Warum Sicherheitsautomatisierung die Zukunft von SOAR ist

Benutzeravatar
Cody Cornell
4 Leseminute

Eine Analyse des Gartner Market Guide 2022 für SOAR

Gartner® Research hat kürzlich seinen Marktbericht 2022 für Security Orchestration, Automation and Response (SOAR)-Lösungen veröffentlicht. In der Analyse zu SOAR heißt es: “Als reine SOAR-Technologie reift SOAR zwar weiter, bleibt aber ein relativer Nischenmarkt. Es findet zunehmend Anwendung in anderen Bereichen wie SIEM, XDR und MDR.”
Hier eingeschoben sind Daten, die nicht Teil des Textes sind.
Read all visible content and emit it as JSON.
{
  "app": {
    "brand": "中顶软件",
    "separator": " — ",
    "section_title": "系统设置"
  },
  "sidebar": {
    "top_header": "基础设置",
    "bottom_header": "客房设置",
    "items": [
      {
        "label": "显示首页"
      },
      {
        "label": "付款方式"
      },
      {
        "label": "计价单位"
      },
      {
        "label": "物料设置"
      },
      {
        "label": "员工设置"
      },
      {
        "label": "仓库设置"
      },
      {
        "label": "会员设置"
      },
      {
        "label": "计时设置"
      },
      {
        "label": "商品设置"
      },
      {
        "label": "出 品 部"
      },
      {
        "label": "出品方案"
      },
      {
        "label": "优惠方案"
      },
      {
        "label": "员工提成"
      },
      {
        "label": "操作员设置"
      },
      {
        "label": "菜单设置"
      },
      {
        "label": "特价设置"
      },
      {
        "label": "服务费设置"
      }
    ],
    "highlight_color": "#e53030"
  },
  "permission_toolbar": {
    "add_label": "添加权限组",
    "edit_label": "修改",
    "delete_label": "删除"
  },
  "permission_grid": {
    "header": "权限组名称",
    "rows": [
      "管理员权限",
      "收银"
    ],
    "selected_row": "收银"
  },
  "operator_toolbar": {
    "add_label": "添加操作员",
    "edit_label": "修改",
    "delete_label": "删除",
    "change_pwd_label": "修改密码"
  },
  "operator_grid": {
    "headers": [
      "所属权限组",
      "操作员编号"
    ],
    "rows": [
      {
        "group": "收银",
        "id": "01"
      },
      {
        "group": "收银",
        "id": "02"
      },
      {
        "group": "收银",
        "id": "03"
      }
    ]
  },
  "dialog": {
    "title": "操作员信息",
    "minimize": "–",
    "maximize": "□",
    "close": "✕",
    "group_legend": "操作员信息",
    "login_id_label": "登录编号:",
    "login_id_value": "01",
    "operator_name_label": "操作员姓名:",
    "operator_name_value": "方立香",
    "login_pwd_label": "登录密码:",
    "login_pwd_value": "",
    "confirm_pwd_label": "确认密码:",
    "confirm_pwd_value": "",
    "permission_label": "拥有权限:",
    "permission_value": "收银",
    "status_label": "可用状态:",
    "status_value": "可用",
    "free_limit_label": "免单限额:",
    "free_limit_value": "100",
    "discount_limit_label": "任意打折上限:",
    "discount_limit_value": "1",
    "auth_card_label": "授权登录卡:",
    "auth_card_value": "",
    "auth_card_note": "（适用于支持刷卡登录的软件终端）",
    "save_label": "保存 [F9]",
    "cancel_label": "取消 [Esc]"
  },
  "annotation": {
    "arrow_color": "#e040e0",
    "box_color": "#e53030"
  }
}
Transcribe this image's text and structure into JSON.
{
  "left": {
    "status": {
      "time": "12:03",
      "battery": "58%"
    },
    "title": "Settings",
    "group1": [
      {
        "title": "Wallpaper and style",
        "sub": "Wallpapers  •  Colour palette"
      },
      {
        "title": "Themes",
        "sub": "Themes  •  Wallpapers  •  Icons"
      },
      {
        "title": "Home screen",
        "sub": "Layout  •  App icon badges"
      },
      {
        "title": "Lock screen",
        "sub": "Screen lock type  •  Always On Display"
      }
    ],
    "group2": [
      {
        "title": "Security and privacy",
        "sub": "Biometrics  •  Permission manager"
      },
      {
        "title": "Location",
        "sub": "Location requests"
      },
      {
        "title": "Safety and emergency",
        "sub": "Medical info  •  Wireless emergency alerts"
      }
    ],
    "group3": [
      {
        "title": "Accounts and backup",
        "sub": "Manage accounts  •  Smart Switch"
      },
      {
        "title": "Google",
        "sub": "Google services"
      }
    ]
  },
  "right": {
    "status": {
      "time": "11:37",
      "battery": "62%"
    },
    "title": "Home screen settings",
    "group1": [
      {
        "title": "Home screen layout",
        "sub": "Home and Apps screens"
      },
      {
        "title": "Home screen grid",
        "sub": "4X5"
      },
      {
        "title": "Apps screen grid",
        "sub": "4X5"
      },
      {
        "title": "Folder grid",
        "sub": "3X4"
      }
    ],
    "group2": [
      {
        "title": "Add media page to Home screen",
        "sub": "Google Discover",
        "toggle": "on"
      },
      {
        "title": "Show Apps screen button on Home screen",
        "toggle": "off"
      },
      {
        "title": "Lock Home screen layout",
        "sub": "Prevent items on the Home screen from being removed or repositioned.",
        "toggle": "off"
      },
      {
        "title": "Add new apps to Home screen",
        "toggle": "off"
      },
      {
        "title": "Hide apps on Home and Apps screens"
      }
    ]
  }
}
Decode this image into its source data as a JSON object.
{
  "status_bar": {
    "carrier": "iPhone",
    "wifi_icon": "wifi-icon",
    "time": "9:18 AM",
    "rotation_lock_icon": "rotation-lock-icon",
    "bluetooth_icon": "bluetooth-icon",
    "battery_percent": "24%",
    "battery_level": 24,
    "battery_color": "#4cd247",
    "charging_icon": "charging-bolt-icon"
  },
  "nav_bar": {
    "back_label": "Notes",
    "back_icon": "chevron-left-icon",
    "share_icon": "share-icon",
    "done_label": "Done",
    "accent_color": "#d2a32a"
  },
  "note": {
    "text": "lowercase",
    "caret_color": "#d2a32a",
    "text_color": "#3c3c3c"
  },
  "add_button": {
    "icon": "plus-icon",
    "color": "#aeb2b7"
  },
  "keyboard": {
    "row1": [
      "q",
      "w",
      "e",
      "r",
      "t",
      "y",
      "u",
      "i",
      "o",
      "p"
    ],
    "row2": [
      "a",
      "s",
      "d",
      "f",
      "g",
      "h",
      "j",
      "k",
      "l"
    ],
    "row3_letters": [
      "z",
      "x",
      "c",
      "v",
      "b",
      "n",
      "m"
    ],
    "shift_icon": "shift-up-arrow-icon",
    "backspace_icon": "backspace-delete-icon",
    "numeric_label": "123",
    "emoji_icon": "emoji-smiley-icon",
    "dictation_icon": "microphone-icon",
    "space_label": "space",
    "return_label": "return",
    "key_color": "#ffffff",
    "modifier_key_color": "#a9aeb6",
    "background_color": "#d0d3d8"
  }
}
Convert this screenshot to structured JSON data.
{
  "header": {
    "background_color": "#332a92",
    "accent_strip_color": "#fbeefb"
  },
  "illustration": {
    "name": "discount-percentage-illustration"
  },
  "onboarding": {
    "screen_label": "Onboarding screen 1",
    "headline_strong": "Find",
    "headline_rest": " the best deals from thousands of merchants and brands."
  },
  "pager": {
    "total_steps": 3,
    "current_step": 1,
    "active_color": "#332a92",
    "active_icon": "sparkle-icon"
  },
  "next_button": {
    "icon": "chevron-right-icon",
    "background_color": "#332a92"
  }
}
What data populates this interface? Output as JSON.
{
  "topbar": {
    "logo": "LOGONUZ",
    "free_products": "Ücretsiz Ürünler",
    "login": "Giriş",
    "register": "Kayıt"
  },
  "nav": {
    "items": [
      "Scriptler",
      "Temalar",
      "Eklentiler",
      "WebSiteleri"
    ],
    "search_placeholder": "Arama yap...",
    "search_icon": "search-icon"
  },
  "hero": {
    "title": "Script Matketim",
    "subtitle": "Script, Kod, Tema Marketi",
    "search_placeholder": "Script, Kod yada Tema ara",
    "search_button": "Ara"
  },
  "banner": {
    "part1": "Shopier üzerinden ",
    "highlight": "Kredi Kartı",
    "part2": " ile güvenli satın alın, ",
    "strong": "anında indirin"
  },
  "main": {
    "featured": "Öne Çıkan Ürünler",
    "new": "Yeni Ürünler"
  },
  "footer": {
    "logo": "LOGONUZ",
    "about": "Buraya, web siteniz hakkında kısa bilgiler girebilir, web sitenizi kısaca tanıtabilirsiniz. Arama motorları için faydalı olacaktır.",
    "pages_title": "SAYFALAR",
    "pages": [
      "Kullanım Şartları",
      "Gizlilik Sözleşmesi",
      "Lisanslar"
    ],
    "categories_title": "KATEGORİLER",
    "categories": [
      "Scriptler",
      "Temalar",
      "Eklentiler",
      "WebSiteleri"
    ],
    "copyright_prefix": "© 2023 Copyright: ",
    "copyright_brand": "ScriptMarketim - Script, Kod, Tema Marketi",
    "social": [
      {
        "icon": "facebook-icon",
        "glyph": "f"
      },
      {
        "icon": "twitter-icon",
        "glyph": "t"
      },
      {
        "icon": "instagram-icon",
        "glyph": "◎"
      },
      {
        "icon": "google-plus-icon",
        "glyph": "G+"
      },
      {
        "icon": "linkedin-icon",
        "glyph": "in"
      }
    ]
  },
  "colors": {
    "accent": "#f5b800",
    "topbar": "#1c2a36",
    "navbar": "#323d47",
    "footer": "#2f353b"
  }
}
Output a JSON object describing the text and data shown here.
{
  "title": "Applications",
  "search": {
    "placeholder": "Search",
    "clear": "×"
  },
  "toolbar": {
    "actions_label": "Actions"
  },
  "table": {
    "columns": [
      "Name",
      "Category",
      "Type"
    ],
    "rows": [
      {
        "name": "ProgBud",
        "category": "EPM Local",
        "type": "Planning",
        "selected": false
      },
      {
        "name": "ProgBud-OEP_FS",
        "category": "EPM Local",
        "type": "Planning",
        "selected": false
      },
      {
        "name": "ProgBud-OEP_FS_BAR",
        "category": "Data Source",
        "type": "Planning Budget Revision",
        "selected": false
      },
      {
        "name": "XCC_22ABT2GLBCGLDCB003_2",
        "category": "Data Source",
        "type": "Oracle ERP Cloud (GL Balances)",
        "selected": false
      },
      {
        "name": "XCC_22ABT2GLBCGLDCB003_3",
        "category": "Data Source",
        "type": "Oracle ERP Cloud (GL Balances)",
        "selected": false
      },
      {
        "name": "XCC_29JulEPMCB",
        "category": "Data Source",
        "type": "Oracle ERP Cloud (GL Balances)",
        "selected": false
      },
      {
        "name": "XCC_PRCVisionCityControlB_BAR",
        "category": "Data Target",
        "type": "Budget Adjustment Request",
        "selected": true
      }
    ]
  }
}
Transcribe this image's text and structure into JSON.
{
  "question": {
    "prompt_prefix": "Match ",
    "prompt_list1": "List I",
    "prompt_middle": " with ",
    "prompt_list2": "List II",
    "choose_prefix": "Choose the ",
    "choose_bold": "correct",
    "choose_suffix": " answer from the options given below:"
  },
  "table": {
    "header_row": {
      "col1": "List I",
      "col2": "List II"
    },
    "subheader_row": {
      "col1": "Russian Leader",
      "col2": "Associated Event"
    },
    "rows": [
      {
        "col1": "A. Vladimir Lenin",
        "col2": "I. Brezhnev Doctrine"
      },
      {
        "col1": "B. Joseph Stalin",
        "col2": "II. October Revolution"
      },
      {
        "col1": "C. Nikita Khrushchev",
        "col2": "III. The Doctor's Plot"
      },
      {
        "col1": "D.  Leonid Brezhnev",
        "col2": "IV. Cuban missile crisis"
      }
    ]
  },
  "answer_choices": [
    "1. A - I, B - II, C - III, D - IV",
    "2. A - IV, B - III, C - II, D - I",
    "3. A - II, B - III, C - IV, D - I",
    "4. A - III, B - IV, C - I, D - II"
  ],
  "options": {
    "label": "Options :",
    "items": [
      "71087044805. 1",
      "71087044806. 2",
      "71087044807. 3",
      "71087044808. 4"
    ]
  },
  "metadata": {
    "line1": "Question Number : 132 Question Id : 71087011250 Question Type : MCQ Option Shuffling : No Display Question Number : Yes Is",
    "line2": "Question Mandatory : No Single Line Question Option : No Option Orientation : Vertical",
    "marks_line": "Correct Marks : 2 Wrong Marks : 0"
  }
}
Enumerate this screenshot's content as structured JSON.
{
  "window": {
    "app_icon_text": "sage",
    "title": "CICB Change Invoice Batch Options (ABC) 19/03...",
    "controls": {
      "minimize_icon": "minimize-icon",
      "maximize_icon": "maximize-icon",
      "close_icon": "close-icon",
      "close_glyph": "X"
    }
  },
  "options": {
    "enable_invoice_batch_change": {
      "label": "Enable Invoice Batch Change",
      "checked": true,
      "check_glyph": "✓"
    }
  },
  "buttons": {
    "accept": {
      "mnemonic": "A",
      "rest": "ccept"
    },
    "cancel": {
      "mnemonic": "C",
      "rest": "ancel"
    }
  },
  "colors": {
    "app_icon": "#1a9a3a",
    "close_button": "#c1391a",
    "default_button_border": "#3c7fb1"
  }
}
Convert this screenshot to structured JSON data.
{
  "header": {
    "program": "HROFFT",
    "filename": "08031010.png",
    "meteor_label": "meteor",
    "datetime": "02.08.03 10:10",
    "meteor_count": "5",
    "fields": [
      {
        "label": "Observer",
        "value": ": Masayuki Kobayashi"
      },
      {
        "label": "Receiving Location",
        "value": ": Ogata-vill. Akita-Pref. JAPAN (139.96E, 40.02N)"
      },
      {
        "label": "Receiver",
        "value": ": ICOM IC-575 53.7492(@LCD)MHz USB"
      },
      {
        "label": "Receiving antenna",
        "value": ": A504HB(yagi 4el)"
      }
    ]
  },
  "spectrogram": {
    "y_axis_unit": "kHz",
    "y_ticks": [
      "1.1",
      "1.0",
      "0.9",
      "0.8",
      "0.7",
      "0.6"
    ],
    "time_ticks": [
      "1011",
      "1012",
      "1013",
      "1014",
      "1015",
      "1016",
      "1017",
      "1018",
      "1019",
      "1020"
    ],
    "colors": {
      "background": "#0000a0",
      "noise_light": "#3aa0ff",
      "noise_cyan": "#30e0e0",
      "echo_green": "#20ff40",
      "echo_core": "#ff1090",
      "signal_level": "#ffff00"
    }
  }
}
Nachdem ich über SOAR gelesen hatte, fielen mir drei Erkenntnisse besonders auf:

  1. SOAR ist, wie es bisher definiert wurde, ein Nischenprodukt, und die Anbieter werden aufgekauft.

  2. Einige SOAR-Anbieter haben sich weiterentwickelt und bieten nun Low-Code-Sicherheitsautomatisierung an, die über die Anwendungsfälle von Security Operations Centern (SOC) hinausgeht.

  3. Die Zukunft von SOAR liegt in Sicherheitsautomatisierungslösungen, die Flexibilität und echte Herstellerneutralität bieten. Sie werden die Anwendungsfälle über die Möglichkeiten von SIEM oder XDR hinaus erweitern.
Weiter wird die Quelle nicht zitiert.